Time to retrace our steps over the Dochu La for a second view of the wonderful Himalayan range. Returning to the Chuzum (river confluence) we catch a glimpse of the three shrines in Nepali, Tibetan and Bhutanese style which were built to ward of evil spirits near the checkpoint. Time permitting the journey can be broken with a visit to Tamchhu Lhakhang built by Thangtong Gyalpo, the so-called Iron Bridge Builder. This former saint from the 14th century introduced the art of building suspension bridges with iron chains and the only way to reach his temple is by one of these bridges. On the final leg the road snakes alongside the Pa Chhu River, through apple orchards and rice paddies, past quaint homesteads to our home in the mountains, After check-in and a show round, we invite you to spend the rest of the day relaxing around the property, enjoying the facilities or trying an activity like the Bhutanese national sport of archery or a traditional Bhutanese Hot Stone Bath.

Duration of drive (Punakha to Paro via Chunzom) : 3 - 4 hours

Difficulty: Easy

Guided with picnic or lunch at local restaurant

Dinner and Overnight in the hotel.

DAY 10: Highlights of the Paro Valley–Taktsang Walk

One of the most amazing and important pieces of architecture in Bhutan, Taktsang Goemba defies logic, gravity, and reason. Legend has it that this Cliffside was where Guru Rinpoche (Padmasambhava) landed on the back of a flying tigress, bringing Buddhism to Bhutan from Tibet. To avoid the hot sun an early start is advisable for the two-hour climb to the Tiger’s Nest viewpoint. Descend steeply, then climb up to the monastery, passing a waterfall and entering through the main gates which are filled with murals. Retrace our steps or alternatively (if time and energy levels allow) head further up to several remote temples and monasteries. In the evening you are invited for a firelight farewell dinner.

Duration: 7 - 8 hours

Difficulty: Moderate to Hard

Guided with picnic or Taktsang cafeteria

Overnight: Dinner and Overnight in the hotel.

Depart Bhutan.

Flights normally depart in the morning, so after breakfast your 10 minute transfer to Paro International Airport will be arranged depending on the flight schedule.

Additional Trek Information

For a trek at this level, fitness is important and you may have to improve yours before departure to get the most enjoyment out of the experience. The Druk Path is equivalent to extended walking in mountainous terrain at home but at significantly higher altitudes; climate and remoteness can also play a part. Previous trekking experience is desirable but not essential if you are confident of your physical condition.

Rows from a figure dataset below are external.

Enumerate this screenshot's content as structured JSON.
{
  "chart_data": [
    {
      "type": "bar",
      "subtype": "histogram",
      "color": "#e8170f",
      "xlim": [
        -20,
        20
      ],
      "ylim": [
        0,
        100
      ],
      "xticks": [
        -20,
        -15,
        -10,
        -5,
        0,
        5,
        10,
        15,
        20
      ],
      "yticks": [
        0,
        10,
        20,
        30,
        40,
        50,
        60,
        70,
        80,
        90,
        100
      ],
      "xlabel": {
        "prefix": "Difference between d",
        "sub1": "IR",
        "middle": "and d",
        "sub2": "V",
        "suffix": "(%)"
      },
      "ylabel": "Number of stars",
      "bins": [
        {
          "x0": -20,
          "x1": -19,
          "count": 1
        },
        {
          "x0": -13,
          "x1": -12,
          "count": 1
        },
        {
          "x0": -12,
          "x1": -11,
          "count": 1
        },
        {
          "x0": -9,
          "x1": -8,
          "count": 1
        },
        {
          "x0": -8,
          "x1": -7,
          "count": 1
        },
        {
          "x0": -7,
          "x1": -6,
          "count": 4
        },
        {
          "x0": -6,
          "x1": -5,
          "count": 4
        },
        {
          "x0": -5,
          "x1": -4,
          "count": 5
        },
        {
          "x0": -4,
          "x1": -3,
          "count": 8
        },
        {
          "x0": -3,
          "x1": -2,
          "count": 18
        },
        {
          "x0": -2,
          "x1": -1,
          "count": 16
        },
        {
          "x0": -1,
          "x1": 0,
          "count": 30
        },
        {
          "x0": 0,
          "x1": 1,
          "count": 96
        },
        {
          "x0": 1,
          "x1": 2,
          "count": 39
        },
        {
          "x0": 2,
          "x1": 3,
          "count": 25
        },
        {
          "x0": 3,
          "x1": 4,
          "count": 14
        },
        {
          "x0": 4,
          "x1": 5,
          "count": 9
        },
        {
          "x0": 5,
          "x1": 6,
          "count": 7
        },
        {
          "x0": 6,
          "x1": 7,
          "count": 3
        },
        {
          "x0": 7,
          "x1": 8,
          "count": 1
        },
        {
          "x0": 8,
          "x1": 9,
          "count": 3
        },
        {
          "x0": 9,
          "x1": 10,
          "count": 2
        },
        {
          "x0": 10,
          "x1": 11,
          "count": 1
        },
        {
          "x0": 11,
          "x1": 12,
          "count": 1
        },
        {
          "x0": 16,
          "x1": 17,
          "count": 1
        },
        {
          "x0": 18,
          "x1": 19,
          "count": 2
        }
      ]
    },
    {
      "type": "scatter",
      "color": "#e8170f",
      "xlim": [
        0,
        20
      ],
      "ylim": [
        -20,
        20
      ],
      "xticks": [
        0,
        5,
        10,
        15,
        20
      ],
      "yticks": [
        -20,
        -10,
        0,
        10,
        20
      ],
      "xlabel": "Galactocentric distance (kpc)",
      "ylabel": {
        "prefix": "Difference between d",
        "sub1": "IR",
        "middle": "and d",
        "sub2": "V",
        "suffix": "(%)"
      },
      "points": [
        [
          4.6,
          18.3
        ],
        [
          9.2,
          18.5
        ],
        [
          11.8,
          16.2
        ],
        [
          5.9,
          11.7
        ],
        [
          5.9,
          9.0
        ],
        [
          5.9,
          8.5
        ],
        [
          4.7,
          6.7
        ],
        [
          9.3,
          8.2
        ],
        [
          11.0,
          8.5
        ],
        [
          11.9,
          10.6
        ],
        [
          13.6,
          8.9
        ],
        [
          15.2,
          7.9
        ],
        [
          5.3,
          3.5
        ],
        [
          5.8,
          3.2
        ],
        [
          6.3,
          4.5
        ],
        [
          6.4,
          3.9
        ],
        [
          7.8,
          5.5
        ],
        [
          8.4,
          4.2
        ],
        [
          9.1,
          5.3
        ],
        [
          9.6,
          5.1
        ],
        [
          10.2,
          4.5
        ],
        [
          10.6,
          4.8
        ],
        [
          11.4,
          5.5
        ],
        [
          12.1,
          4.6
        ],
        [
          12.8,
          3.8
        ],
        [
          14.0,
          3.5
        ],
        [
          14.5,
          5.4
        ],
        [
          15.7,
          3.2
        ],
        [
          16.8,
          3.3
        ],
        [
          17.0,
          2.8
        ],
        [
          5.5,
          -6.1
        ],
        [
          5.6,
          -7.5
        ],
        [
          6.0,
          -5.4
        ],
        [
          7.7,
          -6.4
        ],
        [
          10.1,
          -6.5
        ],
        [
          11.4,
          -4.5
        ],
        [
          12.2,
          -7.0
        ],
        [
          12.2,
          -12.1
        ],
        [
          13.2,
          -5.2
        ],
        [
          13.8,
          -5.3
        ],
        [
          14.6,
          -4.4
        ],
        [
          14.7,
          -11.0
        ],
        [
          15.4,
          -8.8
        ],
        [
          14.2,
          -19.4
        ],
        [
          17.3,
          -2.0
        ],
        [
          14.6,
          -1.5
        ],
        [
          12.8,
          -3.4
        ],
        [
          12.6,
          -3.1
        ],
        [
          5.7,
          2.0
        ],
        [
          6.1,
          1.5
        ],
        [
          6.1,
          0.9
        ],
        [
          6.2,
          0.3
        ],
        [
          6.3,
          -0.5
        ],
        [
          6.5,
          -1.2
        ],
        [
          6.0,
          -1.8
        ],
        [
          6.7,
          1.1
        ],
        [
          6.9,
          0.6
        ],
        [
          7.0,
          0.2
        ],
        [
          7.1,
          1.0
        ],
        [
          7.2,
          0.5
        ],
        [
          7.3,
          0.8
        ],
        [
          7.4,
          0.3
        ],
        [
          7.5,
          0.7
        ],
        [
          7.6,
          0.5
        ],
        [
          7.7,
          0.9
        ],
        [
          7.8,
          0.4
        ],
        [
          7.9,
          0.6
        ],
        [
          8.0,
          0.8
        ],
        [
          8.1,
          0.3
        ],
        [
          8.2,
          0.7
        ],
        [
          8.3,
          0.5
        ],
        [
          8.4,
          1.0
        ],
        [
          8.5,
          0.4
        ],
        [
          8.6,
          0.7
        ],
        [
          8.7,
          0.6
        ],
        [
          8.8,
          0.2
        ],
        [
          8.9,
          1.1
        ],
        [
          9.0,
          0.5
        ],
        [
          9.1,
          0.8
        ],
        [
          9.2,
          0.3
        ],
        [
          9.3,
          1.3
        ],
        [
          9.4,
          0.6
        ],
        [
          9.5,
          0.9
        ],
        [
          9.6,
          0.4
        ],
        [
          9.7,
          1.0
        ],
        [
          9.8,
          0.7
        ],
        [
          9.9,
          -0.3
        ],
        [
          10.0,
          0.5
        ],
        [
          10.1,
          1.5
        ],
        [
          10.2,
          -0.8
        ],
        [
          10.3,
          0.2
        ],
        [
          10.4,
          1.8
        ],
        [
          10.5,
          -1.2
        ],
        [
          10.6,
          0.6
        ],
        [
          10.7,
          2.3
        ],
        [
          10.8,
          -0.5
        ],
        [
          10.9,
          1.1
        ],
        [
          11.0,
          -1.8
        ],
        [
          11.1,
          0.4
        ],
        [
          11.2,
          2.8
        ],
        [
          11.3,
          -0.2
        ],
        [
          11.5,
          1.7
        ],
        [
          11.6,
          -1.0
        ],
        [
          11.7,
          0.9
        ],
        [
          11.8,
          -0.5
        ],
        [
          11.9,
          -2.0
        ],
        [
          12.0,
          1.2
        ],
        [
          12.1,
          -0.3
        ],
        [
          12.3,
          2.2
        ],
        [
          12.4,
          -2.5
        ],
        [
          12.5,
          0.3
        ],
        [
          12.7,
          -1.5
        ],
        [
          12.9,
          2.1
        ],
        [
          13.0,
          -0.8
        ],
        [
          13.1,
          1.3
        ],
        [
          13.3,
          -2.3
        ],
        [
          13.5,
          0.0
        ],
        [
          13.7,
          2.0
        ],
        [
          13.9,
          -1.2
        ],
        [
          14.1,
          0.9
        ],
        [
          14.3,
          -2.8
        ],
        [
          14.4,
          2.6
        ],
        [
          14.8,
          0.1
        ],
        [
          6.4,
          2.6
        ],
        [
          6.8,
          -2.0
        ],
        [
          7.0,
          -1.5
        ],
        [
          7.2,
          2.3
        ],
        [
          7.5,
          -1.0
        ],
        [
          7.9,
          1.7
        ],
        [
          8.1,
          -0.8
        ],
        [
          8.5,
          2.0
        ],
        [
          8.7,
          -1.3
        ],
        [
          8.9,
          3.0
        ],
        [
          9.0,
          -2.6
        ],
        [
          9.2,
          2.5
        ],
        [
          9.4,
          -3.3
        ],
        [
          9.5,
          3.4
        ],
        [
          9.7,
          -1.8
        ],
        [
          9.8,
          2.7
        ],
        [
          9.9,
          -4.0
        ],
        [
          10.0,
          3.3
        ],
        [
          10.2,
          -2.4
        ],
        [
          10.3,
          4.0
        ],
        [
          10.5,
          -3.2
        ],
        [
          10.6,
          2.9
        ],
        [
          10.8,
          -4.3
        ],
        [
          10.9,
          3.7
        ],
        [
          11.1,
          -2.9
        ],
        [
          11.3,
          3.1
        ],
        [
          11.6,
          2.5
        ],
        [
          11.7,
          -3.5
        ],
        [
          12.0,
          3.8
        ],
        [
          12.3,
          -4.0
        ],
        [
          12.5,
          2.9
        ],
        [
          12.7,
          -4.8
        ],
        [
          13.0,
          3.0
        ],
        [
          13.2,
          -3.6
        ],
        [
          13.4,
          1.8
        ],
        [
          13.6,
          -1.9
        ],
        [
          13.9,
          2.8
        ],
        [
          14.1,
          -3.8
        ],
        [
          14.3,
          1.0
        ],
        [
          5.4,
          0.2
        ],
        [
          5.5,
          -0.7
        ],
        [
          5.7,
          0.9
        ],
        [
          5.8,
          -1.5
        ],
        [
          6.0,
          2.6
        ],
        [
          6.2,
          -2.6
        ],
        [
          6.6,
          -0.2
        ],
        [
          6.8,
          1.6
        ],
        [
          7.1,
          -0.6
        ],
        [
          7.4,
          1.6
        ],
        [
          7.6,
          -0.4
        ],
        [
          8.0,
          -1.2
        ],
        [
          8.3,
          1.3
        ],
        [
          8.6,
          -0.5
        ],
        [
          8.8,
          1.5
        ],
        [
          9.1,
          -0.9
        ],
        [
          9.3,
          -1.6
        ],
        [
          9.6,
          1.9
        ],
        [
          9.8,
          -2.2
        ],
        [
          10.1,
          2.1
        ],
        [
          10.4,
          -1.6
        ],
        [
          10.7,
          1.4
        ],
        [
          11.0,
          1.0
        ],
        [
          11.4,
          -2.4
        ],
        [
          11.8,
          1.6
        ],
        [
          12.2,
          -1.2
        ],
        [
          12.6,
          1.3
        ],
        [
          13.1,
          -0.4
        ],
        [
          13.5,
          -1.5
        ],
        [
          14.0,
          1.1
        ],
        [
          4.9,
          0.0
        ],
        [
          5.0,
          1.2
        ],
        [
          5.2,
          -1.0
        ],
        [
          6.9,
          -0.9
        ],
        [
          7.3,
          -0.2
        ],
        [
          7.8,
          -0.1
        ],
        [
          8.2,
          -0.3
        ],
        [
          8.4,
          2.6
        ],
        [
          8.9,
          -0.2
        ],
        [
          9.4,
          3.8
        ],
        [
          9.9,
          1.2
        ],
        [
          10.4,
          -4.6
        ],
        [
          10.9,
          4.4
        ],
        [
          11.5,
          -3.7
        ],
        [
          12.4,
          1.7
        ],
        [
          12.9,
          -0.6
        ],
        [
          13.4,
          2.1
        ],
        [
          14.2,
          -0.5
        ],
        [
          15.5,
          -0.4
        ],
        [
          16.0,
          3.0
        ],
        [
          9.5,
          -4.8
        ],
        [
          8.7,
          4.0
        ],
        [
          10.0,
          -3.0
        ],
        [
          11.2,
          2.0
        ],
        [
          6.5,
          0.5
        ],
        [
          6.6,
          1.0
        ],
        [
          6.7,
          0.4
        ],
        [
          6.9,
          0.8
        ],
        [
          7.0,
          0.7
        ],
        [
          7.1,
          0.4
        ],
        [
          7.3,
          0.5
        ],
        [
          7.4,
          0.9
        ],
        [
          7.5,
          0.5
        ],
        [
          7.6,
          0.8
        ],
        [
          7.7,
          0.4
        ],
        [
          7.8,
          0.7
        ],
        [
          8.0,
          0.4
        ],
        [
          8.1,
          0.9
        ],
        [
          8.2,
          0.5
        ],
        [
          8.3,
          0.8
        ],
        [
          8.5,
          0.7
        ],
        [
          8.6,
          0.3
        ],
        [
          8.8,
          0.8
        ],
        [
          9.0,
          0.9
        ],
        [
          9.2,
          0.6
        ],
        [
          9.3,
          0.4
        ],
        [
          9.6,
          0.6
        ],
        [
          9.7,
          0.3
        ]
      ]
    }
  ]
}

A detailed pre-departure information sheet designed to help you prepare for your adventure will be sent out with your booking confirmation.

Packing Essentials:

warm jacket; good leather or waterproof fabric boots or shoes with good soles; waterproof jacket; sunglasses; warm hat; sunhat; sunscreen; four-season sleeping bag; torch; backpack; towel; thermal underwear.

Packing Recommended:

trekking pole; binoculars; gloves; tracksuit or thermal underwear; lip balm; a sufficient supply of any medication you are taking.

NB. Camera film is a rarity in Bhutan so bring your own in your carry-on luggage.